Il principato vescovile di Trento (in tedesco: Fürstbistum Trient, in latino: Archidioecesis Tridentinus) fu un antico stato ecclesiastico esistito per circa otto secoli (dall'inizio dell'XI secolo al 1803) all'interno del Sacro Romano Impero, come entità semi-indipendente. I territori appartenenti legalmente al principato corrispondevano a parte della provincia autonoma di Trento e parte della provincia autonoma di Bolzano (almeno fino al XVI secolo), oltre ad una stretta fascia in Svizzera (Engadina).

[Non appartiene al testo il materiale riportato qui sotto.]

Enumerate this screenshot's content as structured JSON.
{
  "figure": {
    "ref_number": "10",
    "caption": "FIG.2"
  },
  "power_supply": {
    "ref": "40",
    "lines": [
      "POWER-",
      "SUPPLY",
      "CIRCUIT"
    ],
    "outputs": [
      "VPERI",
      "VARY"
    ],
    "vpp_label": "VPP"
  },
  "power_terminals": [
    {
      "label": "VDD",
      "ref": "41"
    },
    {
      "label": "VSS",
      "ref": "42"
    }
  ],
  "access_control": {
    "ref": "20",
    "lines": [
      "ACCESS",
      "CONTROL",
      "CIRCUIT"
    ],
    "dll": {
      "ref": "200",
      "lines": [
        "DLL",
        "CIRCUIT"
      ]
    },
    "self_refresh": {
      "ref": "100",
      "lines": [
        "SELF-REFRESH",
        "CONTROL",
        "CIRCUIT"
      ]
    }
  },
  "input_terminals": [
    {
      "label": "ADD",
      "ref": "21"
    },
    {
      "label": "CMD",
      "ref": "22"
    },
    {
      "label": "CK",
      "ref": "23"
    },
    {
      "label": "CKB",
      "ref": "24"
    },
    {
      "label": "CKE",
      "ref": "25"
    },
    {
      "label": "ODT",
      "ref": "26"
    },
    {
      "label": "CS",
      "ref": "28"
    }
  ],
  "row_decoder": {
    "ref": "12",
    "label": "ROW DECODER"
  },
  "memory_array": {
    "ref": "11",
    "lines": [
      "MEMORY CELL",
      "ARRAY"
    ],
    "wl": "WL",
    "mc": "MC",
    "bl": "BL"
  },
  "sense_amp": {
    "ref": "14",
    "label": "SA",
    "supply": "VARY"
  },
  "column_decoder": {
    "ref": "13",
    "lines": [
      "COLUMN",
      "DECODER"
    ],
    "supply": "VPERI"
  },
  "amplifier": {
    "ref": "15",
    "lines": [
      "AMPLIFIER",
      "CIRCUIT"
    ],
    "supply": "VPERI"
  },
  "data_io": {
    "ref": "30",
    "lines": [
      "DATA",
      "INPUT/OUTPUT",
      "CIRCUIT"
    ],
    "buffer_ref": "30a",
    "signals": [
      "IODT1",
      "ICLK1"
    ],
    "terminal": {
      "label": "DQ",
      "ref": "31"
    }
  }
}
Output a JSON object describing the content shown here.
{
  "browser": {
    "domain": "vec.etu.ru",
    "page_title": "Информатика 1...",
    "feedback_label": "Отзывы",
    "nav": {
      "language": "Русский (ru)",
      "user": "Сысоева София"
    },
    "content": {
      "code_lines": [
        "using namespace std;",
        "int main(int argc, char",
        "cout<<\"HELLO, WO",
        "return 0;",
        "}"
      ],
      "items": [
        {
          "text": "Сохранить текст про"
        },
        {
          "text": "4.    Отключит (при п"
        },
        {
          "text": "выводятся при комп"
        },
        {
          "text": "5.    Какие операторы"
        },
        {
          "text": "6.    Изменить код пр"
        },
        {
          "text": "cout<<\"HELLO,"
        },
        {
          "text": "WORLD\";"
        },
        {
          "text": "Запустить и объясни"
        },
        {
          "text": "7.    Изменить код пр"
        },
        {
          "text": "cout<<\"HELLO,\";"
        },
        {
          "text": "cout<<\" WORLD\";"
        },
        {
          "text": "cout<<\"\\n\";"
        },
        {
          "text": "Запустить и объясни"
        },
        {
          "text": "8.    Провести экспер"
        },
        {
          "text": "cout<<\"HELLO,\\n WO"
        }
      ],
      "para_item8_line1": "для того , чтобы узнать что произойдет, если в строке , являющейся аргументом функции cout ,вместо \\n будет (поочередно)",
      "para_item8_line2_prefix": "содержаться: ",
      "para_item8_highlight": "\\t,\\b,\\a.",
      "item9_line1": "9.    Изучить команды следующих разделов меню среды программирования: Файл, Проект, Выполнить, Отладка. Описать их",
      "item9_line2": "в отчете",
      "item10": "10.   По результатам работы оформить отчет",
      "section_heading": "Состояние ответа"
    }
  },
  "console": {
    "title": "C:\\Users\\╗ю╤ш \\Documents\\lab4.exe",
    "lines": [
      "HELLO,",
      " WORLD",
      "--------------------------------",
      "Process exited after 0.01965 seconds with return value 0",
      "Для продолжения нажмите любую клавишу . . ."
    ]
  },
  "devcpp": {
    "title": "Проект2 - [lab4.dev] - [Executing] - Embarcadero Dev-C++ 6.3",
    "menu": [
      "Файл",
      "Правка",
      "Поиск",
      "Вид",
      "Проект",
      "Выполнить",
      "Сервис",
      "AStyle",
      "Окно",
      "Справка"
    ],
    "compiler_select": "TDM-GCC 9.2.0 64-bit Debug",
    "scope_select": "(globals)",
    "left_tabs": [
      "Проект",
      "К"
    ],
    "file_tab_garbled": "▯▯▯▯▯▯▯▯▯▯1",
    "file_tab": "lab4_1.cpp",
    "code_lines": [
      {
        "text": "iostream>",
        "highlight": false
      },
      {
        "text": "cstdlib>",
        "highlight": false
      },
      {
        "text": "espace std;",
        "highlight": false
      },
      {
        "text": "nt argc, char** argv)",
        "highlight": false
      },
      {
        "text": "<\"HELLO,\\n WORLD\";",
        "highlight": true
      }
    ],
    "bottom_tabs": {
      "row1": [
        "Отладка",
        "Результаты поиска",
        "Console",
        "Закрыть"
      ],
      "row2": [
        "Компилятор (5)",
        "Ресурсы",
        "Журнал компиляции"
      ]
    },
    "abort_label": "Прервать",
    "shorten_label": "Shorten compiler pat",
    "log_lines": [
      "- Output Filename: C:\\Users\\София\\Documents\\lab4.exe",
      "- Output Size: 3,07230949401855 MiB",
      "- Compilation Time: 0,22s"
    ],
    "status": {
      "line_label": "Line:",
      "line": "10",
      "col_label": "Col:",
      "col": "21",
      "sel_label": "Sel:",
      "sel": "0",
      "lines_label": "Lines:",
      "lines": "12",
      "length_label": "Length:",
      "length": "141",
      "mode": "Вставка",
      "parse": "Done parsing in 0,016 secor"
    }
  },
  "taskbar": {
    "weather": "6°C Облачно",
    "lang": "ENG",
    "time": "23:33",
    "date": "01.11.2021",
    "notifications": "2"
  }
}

Nel 1803 il principato venne secolarizzato dall'imperatore Francesco d'Asburgo su iniziativa politica di Napoleone (nell'ambito della secolarizzazione di tutti i principati ecclesiastici del Sacro Romano Impero in seguito al Trattato di Lunéville del 1801), che lo annesse tra il 1803 e il 1810 al filo-napoleonico Regno di Baviera e poi al Regno d'Italia fino al 1814. In seguito alla Restaurazione del 1815, i territori appartenenti al principato non vennero restituiti al vescovo, ma l'amministrazione del territorio passò alla contea del Tirolo entro l'Impero austriaco. Per molti secoli dalla sua fondazione, era esistito come entità statale o para-statale del Sacro Romano Impero, retta da ecclesiastici entro un complesso quadro di equilibri e intrecci politico-istituzionali e dinastici. Il principe vescovo aveva diritto di voto alla Dieta Imperiale.